Eric Heath said his team had correspondence with Mathews and he "really wanted to come".

"He remembered Frank Loughran, his old sparring partner, from the Blackpool tour in 1958. You see Tommy Trinder and Harry Hopman were both patrons of the Moreland Soccer club," said Heath.

Moreland finished in second place in the league in 1957 winning promotion to the new Victorian State League for the 1958 season.

At the end of the 1962 season, the team's fifth in the State League, Moreland finished bottom, winning just one game and losing 21.

In 1968 – now known as Moreland Thistle – they were relegated from Metropolitan League Division One.

They remained in Victorian Metropolitan League Division Two – now the 3rd tier in the state – until 1978 when they finished 2nd winning promotion.

Moreland finished bottom of Division One in 1981 but were not relegated. They finished bottom again and were relegated in 1985, the final year of their existence.

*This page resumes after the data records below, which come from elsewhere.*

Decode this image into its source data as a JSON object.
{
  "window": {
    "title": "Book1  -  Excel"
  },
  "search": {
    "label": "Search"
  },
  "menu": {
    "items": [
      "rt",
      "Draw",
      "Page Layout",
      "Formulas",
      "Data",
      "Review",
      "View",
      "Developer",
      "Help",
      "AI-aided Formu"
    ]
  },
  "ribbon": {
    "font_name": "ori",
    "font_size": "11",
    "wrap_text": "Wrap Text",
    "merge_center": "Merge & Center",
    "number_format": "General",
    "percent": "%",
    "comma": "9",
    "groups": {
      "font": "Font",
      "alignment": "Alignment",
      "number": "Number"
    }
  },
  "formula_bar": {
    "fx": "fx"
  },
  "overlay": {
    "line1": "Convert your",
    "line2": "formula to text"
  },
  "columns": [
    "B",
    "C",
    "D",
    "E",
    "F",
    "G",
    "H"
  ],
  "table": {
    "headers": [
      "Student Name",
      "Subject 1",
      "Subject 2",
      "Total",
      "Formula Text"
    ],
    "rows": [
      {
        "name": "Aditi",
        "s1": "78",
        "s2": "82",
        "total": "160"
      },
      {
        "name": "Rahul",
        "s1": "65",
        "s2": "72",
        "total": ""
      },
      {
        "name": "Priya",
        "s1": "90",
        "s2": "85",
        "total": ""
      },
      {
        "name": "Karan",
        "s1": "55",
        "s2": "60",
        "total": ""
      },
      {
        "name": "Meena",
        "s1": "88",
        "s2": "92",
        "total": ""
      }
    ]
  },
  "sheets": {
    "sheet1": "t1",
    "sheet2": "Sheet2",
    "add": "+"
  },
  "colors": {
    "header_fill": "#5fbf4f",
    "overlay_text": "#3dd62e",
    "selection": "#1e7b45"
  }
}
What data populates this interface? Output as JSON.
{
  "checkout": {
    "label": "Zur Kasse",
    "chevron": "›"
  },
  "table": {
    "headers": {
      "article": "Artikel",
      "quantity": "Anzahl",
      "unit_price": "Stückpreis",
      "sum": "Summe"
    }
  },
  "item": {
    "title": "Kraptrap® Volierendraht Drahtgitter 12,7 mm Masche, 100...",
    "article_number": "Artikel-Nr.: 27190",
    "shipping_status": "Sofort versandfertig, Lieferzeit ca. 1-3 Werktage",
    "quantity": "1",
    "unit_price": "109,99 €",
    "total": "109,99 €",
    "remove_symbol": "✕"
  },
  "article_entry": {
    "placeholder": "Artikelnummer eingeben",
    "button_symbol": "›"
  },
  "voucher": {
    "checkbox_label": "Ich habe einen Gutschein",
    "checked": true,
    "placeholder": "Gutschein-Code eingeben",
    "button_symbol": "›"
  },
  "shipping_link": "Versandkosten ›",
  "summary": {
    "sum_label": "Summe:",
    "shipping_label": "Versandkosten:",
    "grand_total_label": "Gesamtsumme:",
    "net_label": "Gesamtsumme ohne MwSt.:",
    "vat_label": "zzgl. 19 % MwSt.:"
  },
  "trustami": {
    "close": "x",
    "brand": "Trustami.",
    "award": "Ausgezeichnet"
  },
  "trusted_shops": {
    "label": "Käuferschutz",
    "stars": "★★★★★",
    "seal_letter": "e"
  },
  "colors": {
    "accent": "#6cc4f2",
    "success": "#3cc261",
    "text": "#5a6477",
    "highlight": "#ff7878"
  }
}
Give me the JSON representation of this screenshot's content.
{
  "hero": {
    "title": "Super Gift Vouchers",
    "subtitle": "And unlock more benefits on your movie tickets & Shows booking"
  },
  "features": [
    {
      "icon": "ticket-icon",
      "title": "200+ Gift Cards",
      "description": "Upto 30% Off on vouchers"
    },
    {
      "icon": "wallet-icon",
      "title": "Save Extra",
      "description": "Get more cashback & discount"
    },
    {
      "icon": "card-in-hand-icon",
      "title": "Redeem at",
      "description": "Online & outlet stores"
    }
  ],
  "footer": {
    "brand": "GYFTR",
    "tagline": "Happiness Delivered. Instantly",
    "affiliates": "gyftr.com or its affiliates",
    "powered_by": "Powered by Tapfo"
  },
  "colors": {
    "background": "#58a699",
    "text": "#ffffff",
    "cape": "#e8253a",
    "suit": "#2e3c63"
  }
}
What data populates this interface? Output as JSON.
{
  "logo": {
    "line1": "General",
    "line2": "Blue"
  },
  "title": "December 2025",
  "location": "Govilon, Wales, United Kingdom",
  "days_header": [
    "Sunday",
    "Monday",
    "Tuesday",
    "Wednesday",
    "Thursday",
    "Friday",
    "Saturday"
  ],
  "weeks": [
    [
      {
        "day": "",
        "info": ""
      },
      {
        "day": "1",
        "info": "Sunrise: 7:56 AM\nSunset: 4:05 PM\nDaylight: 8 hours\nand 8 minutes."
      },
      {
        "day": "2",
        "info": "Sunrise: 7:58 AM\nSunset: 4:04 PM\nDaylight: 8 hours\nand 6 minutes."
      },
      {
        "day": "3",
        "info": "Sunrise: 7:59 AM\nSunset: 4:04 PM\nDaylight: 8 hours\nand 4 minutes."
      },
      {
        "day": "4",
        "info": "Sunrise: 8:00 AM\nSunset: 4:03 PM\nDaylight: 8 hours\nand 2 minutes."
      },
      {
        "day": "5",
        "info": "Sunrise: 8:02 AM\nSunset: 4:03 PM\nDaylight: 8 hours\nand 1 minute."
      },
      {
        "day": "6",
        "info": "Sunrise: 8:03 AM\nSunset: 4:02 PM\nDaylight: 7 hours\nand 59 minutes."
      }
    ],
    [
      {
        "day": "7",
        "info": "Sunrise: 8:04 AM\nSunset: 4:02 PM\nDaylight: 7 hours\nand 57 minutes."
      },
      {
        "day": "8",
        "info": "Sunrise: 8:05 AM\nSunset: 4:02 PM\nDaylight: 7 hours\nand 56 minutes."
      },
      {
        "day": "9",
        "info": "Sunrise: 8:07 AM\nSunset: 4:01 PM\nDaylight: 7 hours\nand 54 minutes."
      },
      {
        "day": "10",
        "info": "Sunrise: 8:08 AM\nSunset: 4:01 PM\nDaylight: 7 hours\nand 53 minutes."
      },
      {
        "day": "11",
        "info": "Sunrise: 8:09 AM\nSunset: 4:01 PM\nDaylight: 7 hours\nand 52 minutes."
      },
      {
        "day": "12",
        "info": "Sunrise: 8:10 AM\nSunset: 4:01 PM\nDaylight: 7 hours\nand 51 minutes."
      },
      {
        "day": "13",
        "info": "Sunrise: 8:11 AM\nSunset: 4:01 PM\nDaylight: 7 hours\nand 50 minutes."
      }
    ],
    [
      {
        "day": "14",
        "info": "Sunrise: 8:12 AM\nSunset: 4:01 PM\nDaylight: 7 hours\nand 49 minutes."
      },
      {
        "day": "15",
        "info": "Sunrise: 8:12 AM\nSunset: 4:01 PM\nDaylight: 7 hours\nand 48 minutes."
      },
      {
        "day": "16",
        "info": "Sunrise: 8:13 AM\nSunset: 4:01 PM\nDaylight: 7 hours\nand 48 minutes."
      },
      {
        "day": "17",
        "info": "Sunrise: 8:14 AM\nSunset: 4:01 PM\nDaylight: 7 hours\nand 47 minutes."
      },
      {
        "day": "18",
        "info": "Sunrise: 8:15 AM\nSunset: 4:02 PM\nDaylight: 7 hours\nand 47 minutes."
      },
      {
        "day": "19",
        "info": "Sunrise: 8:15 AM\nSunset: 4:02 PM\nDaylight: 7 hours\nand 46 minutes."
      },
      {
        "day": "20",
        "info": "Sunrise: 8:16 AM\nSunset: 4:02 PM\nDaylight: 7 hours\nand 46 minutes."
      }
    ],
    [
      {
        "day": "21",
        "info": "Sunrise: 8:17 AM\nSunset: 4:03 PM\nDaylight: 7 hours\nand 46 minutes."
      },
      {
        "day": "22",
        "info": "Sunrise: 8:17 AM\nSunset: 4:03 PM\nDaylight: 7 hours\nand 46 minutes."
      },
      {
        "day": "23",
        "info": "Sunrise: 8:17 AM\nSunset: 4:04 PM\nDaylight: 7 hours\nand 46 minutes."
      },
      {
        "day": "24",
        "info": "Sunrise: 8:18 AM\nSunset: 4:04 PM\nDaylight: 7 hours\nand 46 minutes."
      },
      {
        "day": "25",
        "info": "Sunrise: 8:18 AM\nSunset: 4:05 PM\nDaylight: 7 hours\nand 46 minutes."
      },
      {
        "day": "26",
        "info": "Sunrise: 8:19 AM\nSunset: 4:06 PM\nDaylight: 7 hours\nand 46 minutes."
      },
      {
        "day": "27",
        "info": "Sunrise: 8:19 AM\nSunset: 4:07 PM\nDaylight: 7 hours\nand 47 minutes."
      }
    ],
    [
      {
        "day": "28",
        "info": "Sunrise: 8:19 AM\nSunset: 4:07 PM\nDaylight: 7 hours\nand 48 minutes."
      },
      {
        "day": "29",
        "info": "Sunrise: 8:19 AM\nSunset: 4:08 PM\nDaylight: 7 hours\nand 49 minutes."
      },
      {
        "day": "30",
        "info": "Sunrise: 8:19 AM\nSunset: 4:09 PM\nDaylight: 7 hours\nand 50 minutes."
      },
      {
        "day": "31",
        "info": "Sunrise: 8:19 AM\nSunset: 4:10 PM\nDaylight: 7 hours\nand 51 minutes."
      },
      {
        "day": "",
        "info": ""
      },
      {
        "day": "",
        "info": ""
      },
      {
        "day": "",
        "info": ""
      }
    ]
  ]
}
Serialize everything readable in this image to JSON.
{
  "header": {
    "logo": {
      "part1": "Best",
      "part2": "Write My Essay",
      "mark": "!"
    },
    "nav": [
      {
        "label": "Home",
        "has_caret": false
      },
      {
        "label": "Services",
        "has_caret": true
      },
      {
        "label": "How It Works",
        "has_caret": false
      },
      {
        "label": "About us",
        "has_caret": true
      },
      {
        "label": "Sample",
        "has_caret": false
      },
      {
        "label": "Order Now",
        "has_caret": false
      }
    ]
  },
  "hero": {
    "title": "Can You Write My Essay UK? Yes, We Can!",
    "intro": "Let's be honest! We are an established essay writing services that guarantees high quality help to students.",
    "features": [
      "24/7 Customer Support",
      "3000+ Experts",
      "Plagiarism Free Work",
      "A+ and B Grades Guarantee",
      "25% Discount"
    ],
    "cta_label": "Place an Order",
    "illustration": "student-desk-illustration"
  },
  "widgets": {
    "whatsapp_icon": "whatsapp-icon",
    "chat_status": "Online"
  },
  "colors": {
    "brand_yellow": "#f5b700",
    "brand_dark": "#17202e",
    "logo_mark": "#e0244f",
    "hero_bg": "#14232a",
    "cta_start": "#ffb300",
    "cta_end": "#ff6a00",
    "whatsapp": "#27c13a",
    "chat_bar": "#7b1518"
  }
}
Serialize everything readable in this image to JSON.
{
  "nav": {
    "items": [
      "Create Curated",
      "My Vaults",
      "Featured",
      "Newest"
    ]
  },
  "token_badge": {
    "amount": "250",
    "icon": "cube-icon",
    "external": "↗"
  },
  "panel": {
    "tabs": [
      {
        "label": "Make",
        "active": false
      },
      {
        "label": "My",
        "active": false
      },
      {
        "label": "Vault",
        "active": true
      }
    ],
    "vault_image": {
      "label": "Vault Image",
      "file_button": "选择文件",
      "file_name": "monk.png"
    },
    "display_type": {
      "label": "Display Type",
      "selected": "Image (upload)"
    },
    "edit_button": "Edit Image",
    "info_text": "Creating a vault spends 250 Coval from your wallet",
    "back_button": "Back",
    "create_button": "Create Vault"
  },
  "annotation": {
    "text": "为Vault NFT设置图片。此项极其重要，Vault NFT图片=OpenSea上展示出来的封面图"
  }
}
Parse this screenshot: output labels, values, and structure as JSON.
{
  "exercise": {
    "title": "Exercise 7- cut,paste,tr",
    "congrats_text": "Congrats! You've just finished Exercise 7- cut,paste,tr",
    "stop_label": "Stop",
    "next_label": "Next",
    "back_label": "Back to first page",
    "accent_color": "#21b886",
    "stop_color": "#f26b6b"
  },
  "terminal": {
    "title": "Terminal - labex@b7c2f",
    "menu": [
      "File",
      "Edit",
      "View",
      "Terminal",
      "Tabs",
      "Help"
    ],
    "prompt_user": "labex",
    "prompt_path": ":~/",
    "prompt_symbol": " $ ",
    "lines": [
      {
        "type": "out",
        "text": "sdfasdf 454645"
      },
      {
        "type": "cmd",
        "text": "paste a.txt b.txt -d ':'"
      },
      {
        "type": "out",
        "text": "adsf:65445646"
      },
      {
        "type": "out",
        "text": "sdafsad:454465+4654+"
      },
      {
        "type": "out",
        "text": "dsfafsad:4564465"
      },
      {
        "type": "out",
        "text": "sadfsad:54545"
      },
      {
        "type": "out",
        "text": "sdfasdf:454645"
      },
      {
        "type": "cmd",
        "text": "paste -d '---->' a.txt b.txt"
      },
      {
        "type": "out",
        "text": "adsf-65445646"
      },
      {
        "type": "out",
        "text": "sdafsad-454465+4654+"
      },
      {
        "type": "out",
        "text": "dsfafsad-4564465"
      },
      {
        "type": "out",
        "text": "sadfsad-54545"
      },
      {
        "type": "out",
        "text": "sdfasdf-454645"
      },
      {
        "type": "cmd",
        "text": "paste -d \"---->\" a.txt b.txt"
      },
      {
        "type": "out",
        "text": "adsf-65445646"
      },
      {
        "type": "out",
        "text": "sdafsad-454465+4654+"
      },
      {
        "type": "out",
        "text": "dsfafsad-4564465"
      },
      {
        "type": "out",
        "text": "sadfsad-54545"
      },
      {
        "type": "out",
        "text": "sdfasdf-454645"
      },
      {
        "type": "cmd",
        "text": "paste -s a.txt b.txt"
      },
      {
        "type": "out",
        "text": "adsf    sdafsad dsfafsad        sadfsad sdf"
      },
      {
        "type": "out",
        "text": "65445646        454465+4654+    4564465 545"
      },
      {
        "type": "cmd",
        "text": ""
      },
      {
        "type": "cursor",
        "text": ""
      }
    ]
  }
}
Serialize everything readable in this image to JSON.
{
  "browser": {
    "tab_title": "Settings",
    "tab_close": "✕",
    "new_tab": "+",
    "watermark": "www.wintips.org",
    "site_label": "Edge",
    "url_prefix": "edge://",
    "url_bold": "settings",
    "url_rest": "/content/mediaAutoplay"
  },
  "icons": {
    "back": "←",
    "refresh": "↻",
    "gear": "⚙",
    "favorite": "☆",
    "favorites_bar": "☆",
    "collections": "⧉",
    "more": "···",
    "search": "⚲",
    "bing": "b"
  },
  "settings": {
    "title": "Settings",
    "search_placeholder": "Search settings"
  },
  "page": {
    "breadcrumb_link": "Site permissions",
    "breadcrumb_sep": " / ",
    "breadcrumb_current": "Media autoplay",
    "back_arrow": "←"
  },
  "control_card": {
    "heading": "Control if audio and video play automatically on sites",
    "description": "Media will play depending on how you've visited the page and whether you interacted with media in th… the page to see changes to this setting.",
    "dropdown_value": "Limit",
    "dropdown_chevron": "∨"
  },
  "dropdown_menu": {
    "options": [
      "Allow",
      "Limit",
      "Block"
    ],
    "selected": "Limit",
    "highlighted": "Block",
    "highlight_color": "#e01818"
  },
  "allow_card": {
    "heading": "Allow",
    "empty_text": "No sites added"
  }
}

When they returned in 1986 in Division Two, they had merged with Park Rangers to become Moreland Park Rangers.

==Honours==
===Domestic===
====League====

- Victorian Division 1
Winners (3): 1936, 1937, 1946,
Runners-up (1): 1957

- Victorian Division 2
Winners (2): 1935, 1952

- Victorian Metropolitan League Division 2
Runners-up (1): 1978

====Cups====
- Dockerty Cup
Winners (4): 1941, 1945, 1950, 1957
Runners-up (3): 1942, 1943, 1946

==Miscellaneous==
Otto Pecnick, the man who timed John Landy's attempts upon the mile record at Olympic Park was a treasurer of the club.

Jack Morris, who was twice mayor of Coburg was a club president in the 1950s.